With all due respect, the position expressed by SRD does not resolve the issue. If the energy distributors that must supervise the projects themselves are requesting the establishment of objective criteria to define what would be an improper dismemberment for the purpose of connecting the distributed generation project, it is clear that there is a need to establish objective standards.
The development of DG projects requires a stable and secure business scenario, and this issue should be addressed in our view in the long-awaited review of resolution 482, with the need for clear rules to be defined in an objective manner by the company itself. ANEEL, with the consequent standardization for all distributors in the country.
Answers of 6
Is there any rule that establishes 20he as the limit of the adjacent land?
A ANEEL once again using unfounded arguments, which is why it causes confusion, as not even she can define it. The intention of the ANEEL, in blocking any initiative of energy production that is not for their (groups') profit purposes, we are in an energy crisis not only because of the water crisis but also because of the simple lack of production capacity, there is talk of removing the false incentive since we have 2, 3% of the energy matrix. It will put the country in technological and economic backwardness, we will be the only country without a structure for electric cars, without competitiveness abroad.
What is the demand charge for a 100 kwp plant?
At Sunset Engenharia, we have several clients who have unproductive land in privileged locations, with up to 70Ha of useful area, consulting us on the feasibility of building Solar Farms to sell energy on the free market.
We are invariably asked if it is a good deal?

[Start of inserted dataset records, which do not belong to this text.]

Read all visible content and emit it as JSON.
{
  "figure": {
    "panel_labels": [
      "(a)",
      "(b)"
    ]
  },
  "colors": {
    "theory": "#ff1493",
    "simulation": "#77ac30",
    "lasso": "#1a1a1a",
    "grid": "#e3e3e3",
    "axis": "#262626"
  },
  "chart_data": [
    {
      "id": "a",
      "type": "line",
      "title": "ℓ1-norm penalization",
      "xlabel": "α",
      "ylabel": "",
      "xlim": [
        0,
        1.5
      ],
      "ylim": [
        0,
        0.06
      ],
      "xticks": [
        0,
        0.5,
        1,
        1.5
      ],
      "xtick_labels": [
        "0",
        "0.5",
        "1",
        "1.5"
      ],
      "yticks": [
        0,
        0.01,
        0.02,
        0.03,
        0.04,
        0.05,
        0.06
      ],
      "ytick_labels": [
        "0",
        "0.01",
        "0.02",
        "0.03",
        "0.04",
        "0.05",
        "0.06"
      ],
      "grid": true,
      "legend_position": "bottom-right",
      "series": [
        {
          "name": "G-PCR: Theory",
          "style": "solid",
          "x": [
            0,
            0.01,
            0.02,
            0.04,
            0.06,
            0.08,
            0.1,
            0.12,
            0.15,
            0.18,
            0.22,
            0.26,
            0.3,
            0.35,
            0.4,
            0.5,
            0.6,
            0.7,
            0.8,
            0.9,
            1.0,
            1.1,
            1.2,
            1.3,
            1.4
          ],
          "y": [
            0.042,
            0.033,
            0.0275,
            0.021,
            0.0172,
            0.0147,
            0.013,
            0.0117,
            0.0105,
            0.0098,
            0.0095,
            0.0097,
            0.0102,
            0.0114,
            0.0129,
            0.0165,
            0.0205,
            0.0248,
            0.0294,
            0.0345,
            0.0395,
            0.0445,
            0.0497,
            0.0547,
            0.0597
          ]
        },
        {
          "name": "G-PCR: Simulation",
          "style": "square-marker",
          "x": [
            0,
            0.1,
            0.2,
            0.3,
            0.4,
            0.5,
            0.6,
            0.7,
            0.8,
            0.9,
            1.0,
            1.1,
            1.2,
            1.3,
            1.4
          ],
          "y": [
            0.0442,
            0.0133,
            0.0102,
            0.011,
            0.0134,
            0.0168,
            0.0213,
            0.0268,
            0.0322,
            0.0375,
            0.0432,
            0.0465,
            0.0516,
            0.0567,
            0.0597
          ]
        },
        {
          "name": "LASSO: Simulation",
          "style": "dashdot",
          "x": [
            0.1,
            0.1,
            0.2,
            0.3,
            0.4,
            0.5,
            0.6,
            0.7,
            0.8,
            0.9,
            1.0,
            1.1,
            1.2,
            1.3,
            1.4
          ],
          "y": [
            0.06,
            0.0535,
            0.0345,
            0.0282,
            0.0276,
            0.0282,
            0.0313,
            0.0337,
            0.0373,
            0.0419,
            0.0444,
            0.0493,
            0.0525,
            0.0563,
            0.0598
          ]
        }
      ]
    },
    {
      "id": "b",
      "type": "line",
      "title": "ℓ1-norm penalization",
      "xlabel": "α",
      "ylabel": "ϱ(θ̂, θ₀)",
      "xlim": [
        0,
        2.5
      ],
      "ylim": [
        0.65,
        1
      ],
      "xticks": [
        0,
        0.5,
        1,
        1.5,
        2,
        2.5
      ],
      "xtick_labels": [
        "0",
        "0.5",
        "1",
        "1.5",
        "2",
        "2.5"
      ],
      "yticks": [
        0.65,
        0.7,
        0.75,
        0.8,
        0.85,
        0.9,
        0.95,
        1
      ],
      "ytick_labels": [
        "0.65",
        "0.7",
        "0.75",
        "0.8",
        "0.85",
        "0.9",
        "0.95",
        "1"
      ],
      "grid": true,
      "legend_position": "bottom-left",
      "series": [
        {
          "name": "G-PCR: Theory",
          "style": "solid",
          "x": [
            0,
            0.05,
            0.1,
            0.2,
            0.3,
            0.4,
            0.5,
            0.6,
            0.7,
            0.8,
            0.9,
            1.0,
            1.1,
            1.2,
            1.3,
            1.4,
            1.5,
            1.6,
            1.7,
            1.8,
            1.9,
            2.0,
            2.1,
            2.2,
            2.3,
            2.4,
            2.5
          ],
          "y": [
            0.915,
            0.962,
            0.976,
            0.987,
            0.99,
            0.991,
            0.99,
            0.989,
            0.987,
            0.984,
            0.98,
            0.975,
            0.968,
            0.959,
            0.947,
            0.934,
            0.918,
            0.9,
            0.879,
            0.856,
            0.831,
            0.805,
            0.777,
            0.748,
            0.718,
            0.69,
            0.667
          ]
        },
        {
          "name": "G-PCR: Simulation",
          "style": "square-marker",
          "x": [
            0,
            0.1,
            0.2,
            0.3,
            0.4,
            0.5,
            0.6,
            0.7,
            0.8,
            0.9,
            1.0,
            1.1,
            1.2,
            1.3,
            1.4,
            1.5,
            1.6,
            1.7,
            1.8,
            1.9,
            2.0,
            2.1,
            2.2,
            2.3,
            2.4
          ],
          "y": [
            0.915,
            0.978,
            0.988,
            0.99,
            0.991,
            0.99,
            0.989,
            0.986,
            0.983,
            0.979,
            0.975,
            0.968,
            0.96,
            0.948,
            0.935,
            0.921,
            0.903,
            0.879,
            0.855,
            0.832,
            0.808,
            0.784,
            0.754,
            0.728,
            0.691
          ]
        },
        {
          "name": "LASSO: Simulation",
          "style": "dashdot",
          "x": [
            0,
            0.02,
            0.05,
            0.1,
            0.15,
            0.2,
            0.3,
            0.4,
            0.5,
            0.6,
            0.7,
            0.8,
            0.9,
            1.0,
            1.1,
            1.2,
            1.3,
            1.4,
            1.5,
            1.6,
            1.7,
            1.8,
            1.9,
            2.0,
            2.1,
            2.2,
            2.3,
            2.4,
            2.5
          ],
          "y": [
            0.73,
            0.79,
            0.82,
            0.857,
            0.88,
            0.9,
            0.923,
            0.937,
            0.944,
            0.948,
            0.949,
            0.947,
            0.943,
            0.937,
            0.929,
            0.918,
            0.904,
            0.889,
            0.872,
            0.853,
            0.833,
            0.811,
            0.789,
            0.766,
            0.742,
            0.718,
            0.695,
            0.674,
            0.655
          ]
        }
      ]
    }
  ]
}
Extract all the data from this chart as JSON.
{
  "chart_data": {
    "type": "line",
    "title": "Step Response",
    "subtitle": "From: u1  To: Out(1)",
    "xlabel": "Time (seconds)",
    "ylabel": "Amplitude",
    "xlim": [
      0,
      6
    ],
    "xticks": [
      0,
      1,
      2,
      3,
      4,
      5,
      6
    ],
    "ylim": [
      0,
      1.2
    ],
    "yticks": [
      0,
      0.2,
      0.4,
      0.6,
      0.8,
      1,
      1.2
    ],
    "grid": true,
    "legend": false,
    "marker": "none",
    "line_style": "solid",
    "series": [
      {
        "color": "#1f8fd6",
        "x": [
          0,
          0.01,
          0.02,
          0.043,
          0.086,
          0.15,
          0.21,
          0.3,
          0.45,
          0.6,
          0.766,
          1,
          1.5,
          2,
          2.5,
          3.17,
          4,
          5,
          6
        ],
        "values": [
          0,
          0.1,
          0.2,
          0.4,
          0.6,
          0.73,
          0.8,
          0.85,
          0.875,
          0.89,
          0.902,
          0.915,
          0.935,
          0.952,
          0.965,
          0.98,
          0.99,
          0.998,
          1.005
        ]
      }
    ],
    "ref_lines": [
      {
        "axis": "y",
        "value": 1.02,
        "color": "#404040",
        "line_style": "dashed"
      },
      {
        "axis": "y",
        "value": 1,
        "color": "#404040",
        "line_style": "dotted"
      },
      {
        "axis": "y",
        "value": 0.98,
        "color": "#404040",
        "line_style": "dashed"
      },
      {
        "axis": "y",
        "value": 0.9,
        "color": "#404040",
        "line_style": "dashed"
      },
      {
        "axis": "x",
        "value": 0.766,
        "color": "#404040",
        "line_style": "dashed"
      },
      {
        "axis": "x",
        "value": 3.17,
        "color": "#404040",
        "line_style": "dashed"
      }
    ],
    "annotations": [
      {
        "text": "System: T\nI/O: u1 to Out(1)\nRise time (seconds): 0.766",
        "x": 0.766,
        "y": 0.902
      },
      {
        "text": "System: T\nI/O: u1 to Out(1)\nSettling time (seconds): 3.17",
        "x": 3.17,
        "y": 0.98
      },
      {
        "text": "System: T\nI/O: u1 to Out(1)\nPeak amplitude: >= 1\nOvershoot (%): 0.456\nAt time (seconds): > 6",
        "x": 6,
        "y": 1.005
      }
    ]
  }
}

Honestly, I still don't really know what to answer, I'm still confused. Mainly, because I don't know the rules for starting, for example, with a small 5MW plant and then modularly increasing this capacity up to, say, 30MW or even 100, or 300MW on contiguous land owned by the same owner(s), I don't know the legal implications, nor even if there is legal security to protect entrepreneurs?
Is it really a good deal?
Tony Saad – CEO
Good morning Pedro Dante. Your information reported above, regarding the dismemberment of DG plants, is very important. It is very clear that you cannot split up large plants to “fit” them for tax advantages. Even so, there is still a disagreement when it comes to different Companies/CNPJs. Let me explain: We are an integrative company here in Ceará, and we have a 20ha plot of land to offer to different clients, to install Solar Power Plants of different powers, in case the client does not have enough physical space. This way, we can offer an adequate infrastructure for energy generation. The big doubt and question is: If I install a 1MW Solar Plant for Client A, and 6 months later, another 2MW Solar Plant for Client B, each client with a separate Access Point, each client with a separate Meter, ENEL CEARÁ , can you consider that it is a Dismemberment or Fraction? Where is the separation so that the Distributor does not consider it Separation? Separate land? how far away? at 50m? at 100m? How can the Distributor consider it as a fraction if these are two different CNPJs, two different needs, two completely independent businesses? Can we run the risk that the Distributor approves the first Plant and the second does not? Much obliged.
Excellent Article, Congratulations Pedro D.